Rucka makes Wonder Woman an unreliable lens through which to see her world, and even though her history wasn’t erased in the reboot, he’s allowing himself a way to pick and choose the events of the last five years of storytelling that he wants to keep or discard. While I think this comic doesn’t work in terms of being an entertaining story that will hold a reader’s interest over the course of 20 pages, I do think it puts Rucka in an enviable position compared to other writers in the new DCU. He’s essentially enabled himself to start from scratch. Of course, it’s hypothetical that the powers that be would even allow it. For instance, they’ve made a big deal about Diana’s twin brother, a fact that’s even mentioned in this very issue. But a detail like that seems like part of the journey rather than the destination. This is a very passive issue because it forces us to slog through pages and pages of recap with very little payoff. But there’s a chance it could lead to something interesting.

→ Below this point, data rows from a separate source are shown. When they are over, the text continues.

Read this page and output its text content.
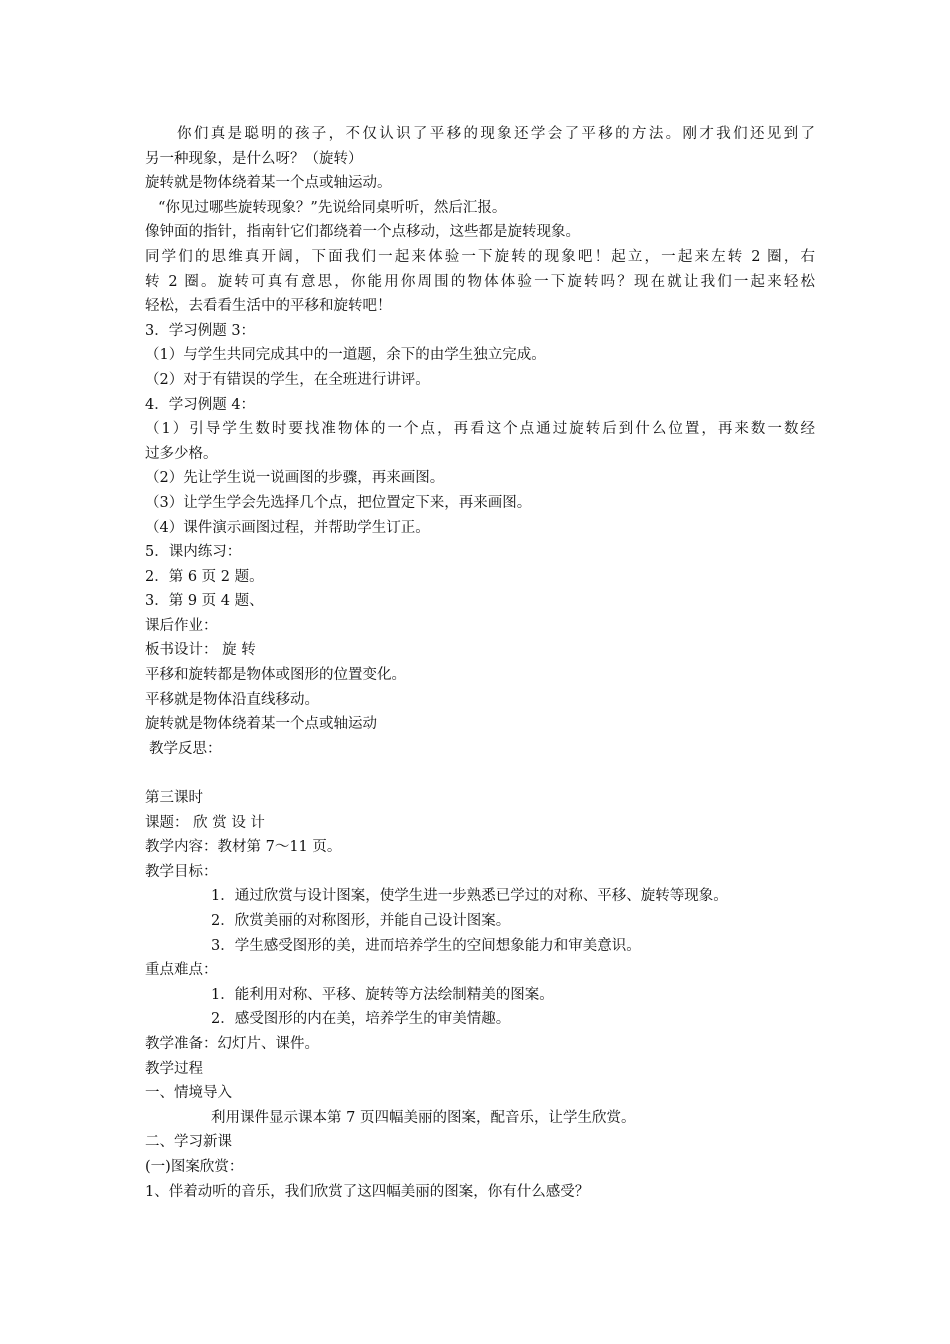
你们真是聪明的孩子，不仅认识了平移的现象还学会了平移的方法。刚才我们还见到了
另一种现象，是什么呀？（旋转）
旋转就是物体绕着某一个点或轴运动。
“你见过哪些旋转现象？”先说给同桌听听，然后汇报。
像钟面的指针，指南针它们都绕着一个点移动，这些都是旋转现象。
同学们的思维真开阔，下面我们一起来体验一下旋转的现象吧！起立，一起来左转 2 圈，右
转 2 圈。旋转可真有意思，你能用你周围的物体体验一下旋转吗？现在就让我们一起来轻松
轻松，去看看生活中的平移和旋转吧！
3．学习例题 3：
（1）与学生共同完成其中的一道题，余下的由学生独立完成。
（2）对于有错误的学生，在全班进行讲评。
4．学习例题 4：
（1）引导学生数时要找准物体的一个点，再看这个点通过旋转后到什么位置，再来数一数经
过多少格。
（2）先让学生说一说画图的步骤，再来画图。
（3）让学生学会先选择几个点，把位置定下来，再来画图。
（4）课件演示画图过程，并帮助学生订正。
5．课内练习：
2．第 6 页 2 题。
3．第 9 页 4 题、
课后作业：
板书设计： 旋 转
平移和旋转都是物体或图形的位置变化。
平移就是物体沿直线移动。
旋转就是物体绕着某一个点或轴运动
教学反思：
第三课时
课题： 欣 赏 设 计
教学内容：教材第 7～11 页。
教学目标：
1．通过欣赏与设计图案，使学生进一步熟悉已学过的对称、平移、旋转等现象。
2．欣赏美丽的对称图形，并能自己设计图案。
3．学生感受图形的美，进而培养学生的空间想象能力和审美意识。
重点难点：
1．能利用对称、平移、旋转等方法绘制精美的图案。
2．感受图形的内在美，培养学生的审美情趣。
教学准备：幻灯片、课件。
教学过程
一、情境导入
利用课件显示课本第 7 页四幅美丽的图案，配音乐，让学生欣赏。
二、学习新课
(一)图案欣赏：
1、伴着动听的音乐，我们欣赏了这四幅美丽的图案，你有什么感受？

It’s never a good sign when you see a litany of names in the credits for the art, but at least these teams are able to do a decent approximation of each other. On the whole, Matthew Clark’s vision of Diana Prince is solidly in line with what the character should be. She looks formidable and strong, a great contrast to David Finch’s almost waifish character design. It doesn’t seem that Clark has the greatest eye for panel and page layouts but it feels like that might be a symptom of reading the issue through digital means rather than having a physical copy of the title, so it’s hard to fault him too much. There is some regular inconsistency with body proportions at certain angles and some strange expression work but that’s balanced by some really strong key moments like the waist up shot of Diana in costume at the beach.

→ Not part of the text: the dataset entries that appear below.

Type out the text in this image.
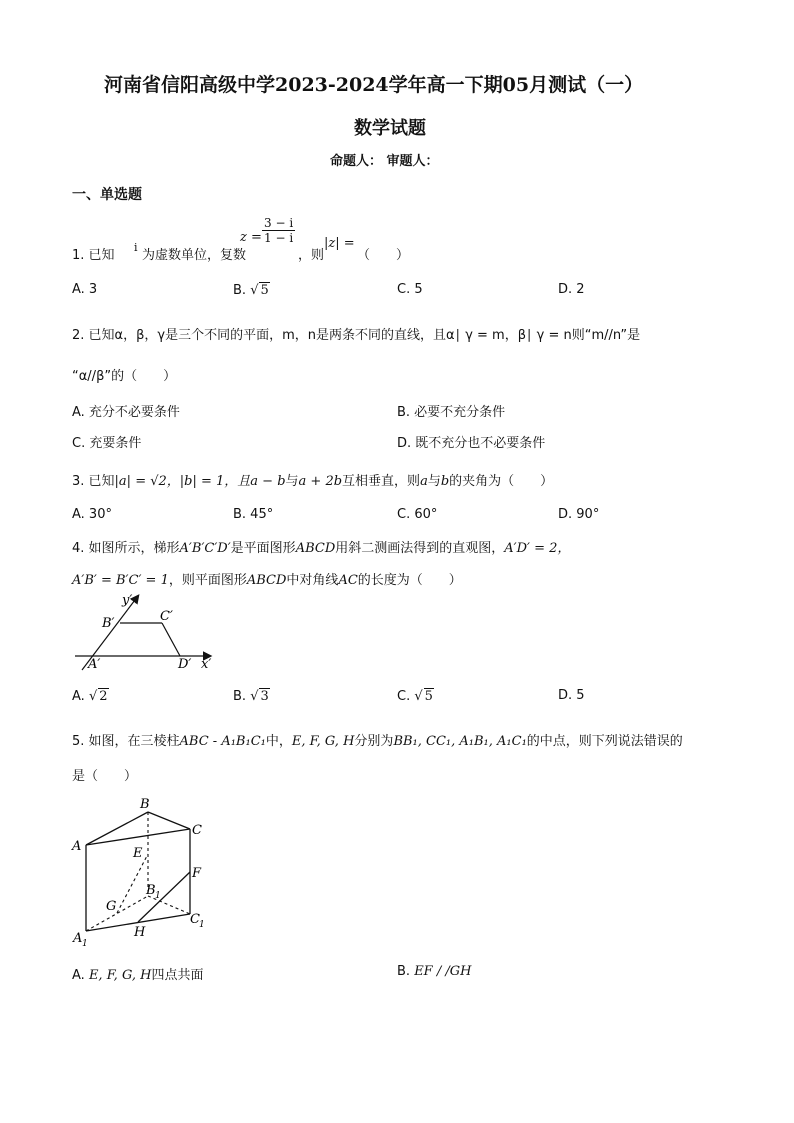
河南省信阳高级中学2023-2024学年高一下期05月测试（一）
数学试题
命题人： 审题人：
一、单选题
1. 已知
i
为虚数单位，复数
$z = \frac{3 - i}{1 - i}$
，则
|z| =
（　　）
A. 3	B. √ 5	C. 5	D. 2
2. 已知α，β，γ是三个不同的平面，m，n是两条不同的直线，且α∣ γ = m，β∣ γ = n则“m//n”是
“α//β”的（　　）
A. 充分不必要条件	B. 必要不充分条件
C. 充要条件	D. 既不充分也不必要条件
3. 已知|a| = √2，|b| = 1，且a − b与a + 2b互相垂直，则a与b的夹角为（　　）
A. 30°	B. 45°	C. 60°	D. 90°
4. 如图所示，梯形A′B′C′D′是平面图形ABCD用斜二测画法得到的直观图，A′D′ = 2，
A′B′ = B′C′ = 1，则平面图形ABCD中对角线AC的长度为（　　）
y′
B′	C′
A′	D′ x′
A. √ 2	B. √ 3	C. √ 5	D. 5
5. 如图，在三棱柱ABC - A₁B₁C₁中，E, F, G, H分别为BB₁, CC₁, A₁B₁, A₁C₁的中点，则下列说法错误的
是（　　）
B
C
A	E
F
B 1
G
C 1
H
A 1
A. E, F, G, H四点共面	B. EF / /GH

It’s unclear if the art switch to Liam Sharp’s pencils is part of the literary device that Rucka wants to employ. But as the truth of narrative is thrown into doubt and Diana realizes it, we get a different look altogether. Her costume becomes more ornate as she sheds her "New 52" duds in favor of something a little bit more movie-friendly, as she and her readers are transported to Olympus. But Sharp doesn’t have the chops for the minor action sequence here which comes off stiff and lifeless. There is very little flow to his pages and they seemingly just jump from moment to moment which stands in stark contrast to Clark’s more deliberate pacing. Many readers were excited at the prospect of Liam Sharp joining Rucka on this title, but he squanders the small part he has to do and his strongest bit of work happens to be the cover.

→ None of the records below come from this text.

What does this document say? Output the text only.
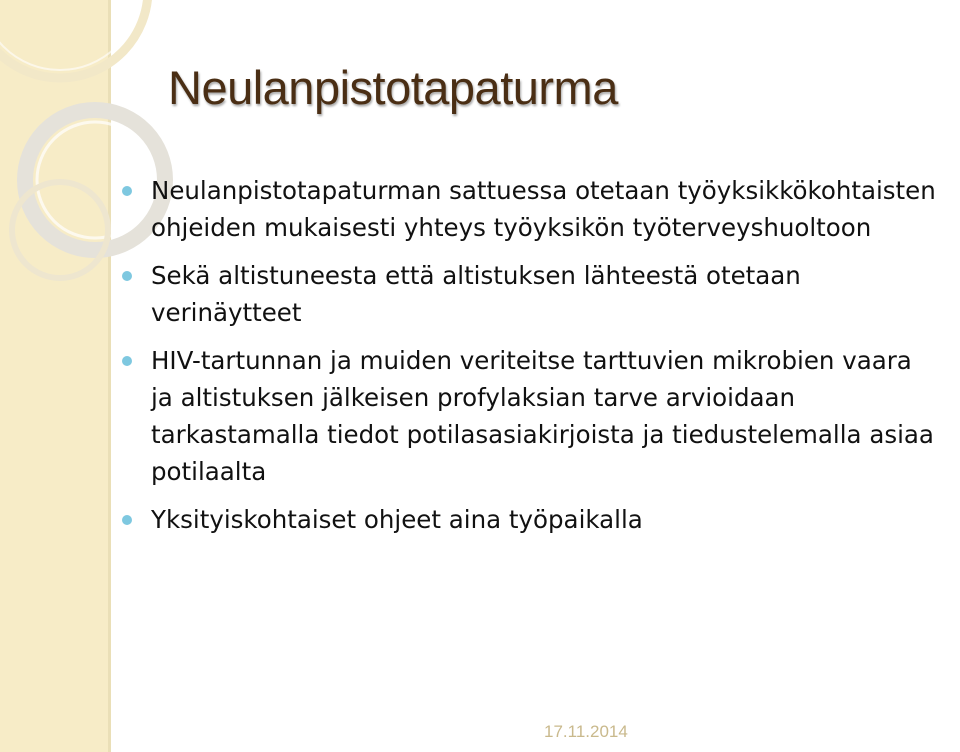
Neulanpistotapaturma
Neulanpistotapaturman sattuessa otetaan työyksikkökohtaisten ohjeiden mukaisesti yhteys työyksikön työterveyshuoltoon
Sekä altistuneesta että altistuksen lähteestä otetaan verinäytteet
HIV-tartunnan ja muiden veriteitse tarttuvien mikrobien vaara ja altistuksen jälkeisen profylaksian tarve arvioidaan tarkastamalla tiedot potilasasiakirjoista ja tiedustelemalla asiaa potilaalta
Yksityiskohtaiset ohjeet aina työpaikalla
17.11.2014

Sometimes I wish I could grade a book separately for potential. But that’s not a thing. What Rucka does with this title is inject some hope into a book and character that had none for the astute reader who is paying attention to what’s happening on the page. Unfortunately, if Wonder Woman wasn’t a character that you cared about before this issue, this one is unlikely to win you over. The switch in art seems strange. The time spent on the past seems inconsequential by the end. But in theory, the concept is new-reader0friendly. If the Truth has been compromised and Diana must seek it out, she’ll go on a journey to find herself and hopefully, in the process make sense of her history and her place in the DC Universe. While that makes this individual special a little less than stellar, this bit of continuity utilitarianism means Wonder Woman has the potential to be one of the best books in the new DCU despite this strange beginning.